Valentin Heider (Swabian Free Imperial Cities)
Representative of the Swabian Free Imperial cities, these cities were part of the Roman
Empire, and were subordinated directly under the Emperor, unlike other cities which were
under the control of a provincial prince. Valentin represented both Protestant and Catholic
cities that were part of Swabia.
Gerhard Coccejus (The Hansa - Bremen)
Bremen’s goal at the beginning of the war was to stay neutral and at peace. Yet Emperor
Ferdinand’s II desire to turn it to Catholicism made neutrality almost impossible. The city
joined forces with the Swedes who were Protestant as well, yet their true desire was to gain
more independence as a city in the Empire.
Franz Wilhelm von Wartenberg (Cologne) (Electoral Prince)
Franz Wilhelm was a staunch Catholic. During his time on the throne the Swedish conquered
Cologne and he had to flee. His goal was to return to his See and keep it Catholic.
Hugo Friedrich zu Eltz (Trier) (Electoral Prince)
Hugo was of Catholic denomination; he was sent to represent Trier in the negotiations. Trier
was conquered by the French, who were also Catholic, from the Roman Empire. Yet the Holy
Roman Empire did not give up and reconquered it.
Mediators
Fabio Chigi (Papal Nuncio)- Represented by chair Asaf Kaya
Fabio Chigi was emissary of Innocent X, the pope at the time. He has had experience working
as a Nuncio (diplomat, or ambassador of the Pope) before being sent to represent papal
interests at the peace summit.
Fabio must represent his master’s wishes exactly: The heretics are heretics and the rights of
the Catholic church must be upheld during the conference and forever.

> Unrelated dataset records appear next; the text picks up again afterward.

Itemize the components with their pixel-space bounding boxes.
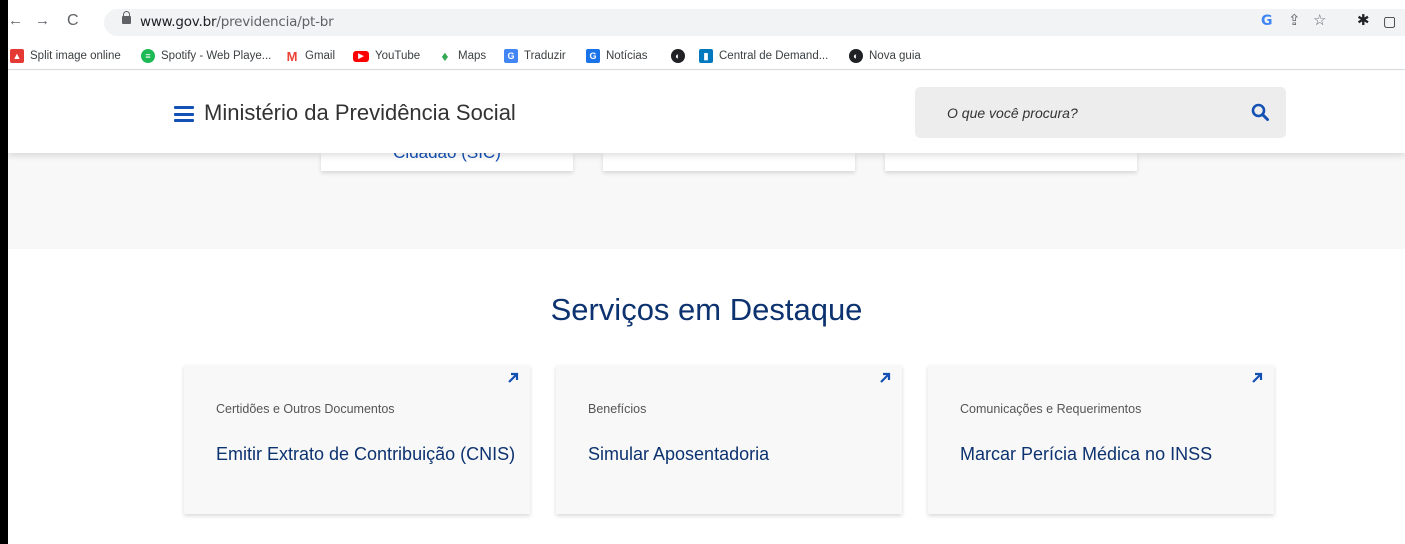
reload-icon[interactable]: C: [67, 13, 79, 29]
card-title[interactable]: Simular Aposentadoria: [588, 442, 888, 466]
external-link-arrow-icon: [508, 372, 519, 383]
side-panel-icon[interactable]: ▢: [1383, 13, 1396, 29]
spotify-icon: ≡: [141, 49, 155, 63]
star-icon[interactable]: ☆: [1313, 13, 1326, 29]
site-title[interactable]: Ministério da Previdência Social: [204, 100, 516, 126]
card-title[interactable]: Emitir Extrato de Contribuição (CNIS): [216, 442, 516, 466]
extensions-icon[interactable]: ✱: [1357, 13, 1370, 29]
card-category: Certidões e Outros Documentos: [216, 402, 395, 416]
top-card[interactable]: [885, 153, 1137, 171]
translate-icon: G: [504, 49, 518, 63]
bookmark-spotify[interactable]: ≡ Spotify - Web Playe...: [141, 48, 271, 64]
top-card-sic[interactable]: Cidadão (SIC): [321, 153, 573, 171]
split-image-icon: ▲: [10, 49, 24, 63]
bookmarks-bar: ▲ Split image online ≡ Spotify - Web Pla…: [8, 42, 1405, 70]
external-link-arrow-icon: [880, 372, 891, 383]
bookmark-gmail[interactable]: M Gmail: [285, 48, 335, 64]
card-title[interactable]: Marcar Perícia Médica no INSS: [960, 442, 1260, 466]
address-bar[interactable]: www.gov.br/previdencia/pt-br: [104, 9, 1405, 36]
search-icon[interactable]: [1251, 103, 1269, 121]
url-text[interactable]: www.gov.br/previdencia/pt-br: [140, 14, 334, 30]
browser-toolbar: ← → C www.gov.br/previdencia/pt-br G ⇪ ☆…: [8, 0, 1405, 42]
bookmark-news[interactable]: G Notícias: [586, 48, 648, 64]
bookmark-translate[interactable]: G Traduzir: [504, 48, 566, 64]
bookmark-central-demandas[interactable]: ▮ Central de Demand...: [699, 48, 828, 64]
card-category: Comunicações e Requerimentos: [960, 402, 1142, 416]
bookmark-globe[interactable]: ◐: [671, 48, 691, 64]
share-icon[interactable]: ⇪: [1288, 13, 1301, 29]
site-header: Ministério da Previdência Social O que v…: [8, 71, 1405, 153]
bookmark-maps[interactable]: ♦ Maps: [438, 48, 486, 64]
top-card[interactable]: [603, 153, 855, 171]
top-section: Cidadão (SIC): [8, 153, 1405, 249]
news-icon: G: [586, 49, 600, 63]
services-heading: Serviços em Destaque: [550, 292, 863, 327]
globe-icon: ◐: [671, 49, 685, 63]
maps-icon: ♦: [441, 48, 449, 64]
service-card[interactable]: Certidões e Outros Documentos Emitir Ext…: [184, 365, 530, 514]
back-arrow-icon[interactable]: ←: [8, 13, 23, 29]
youtube-icon: ▶: [353, 50, 369, 62]
gmail-icon: M: [286, 48, 298, 64]
card-category: Benefícios: [588, 402, 647, 416]
search-input[interactable]: O que você procura?: [915, 87, 1286, 138]
browser-window: ← → C www.gov.br/previdencia/pt-br G ⇪ ☆…: [8, 0, 1405, 544]
search-placeholder: O que você procura?: [947, 105, 1078, 121]
bookmark-nova-guia[interactable]: ◐ Nova guia: [849, 48, 921, 64]
bookmark-youtube[interactable]: ▶ YouTube: [353, 48, 420, 64]
globe-icon: ◐: [849, 49, 863, 63]
lock-icon: [122, 11, 131, 24]
service-card[interactable]: Benefícios Simular Aposentadoria: [556, 365, 902, 514]
external-link-arrow-icon: [1252, 372, 1263, 383]
forward-arrow-icon[interactable]: →: [35, 13, 50, 29]
bookmark-split-image[interactable]: ▲ Split image online: [10, 48, 121, 64]
menu-icon[interactable]: [174, 106, 194, 122]
trello-icon: ▮: [699, 49, 713, 63]
google-icon[interactable]: G: [1261, 13, 1273, 29]
service-card[interactable]: Comunicações e Requerimentos Marcar Perí…: [928, 365, 1274, 514]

Alvise Contarini (Venetian Envoy) Represented by chair Sten Ritterfeld
Alvise Contarini was sent by Venice, the Republic where he was born, to negotiate peace
between the parties involved in the Thirty Years' War and the Eighty Years' War. He was seen
as a neutral party by all sides, and so he enjoyed the confidence of all. He also served as an
intermediary between the Protestants and his colleague Fabio Chigi, because he did not want
to negotiate with them.
ROP additions and committee guidelines
Key points: We will have a moderated discussion, delegates may raise points to ask for open
discussion, to break up into groups, for a specific amount of time.
“Surprise” scenarios by the chairs are possible at any time.
The goal is not a re-enactment of the Westphalia conference, but a re-doing: what would you
have done differently? Or the same, if you were there?
Ask yourselves: how has the Westphalia peace changed Europe and history? How has it
changed international relations? These are the questions we want you to tackle in the
simulation.
Regarding the Treaty of Peace
As mediators of the negotiations, we would like to see the following elements in the Peace
Treaty, so we can achieve a long-lasting peace:
A declaration of peace;
Amnesty clauses (rights suspended by the war, restitution of conquests);
Clauses removing the causes of the war;
Redress grievances;
Prevent recurrence of a war;
Indemnity article (repair for injuries sustained and cost of war).
We hope for fruitful negotiations and a quick end to both conflicts. May God help us!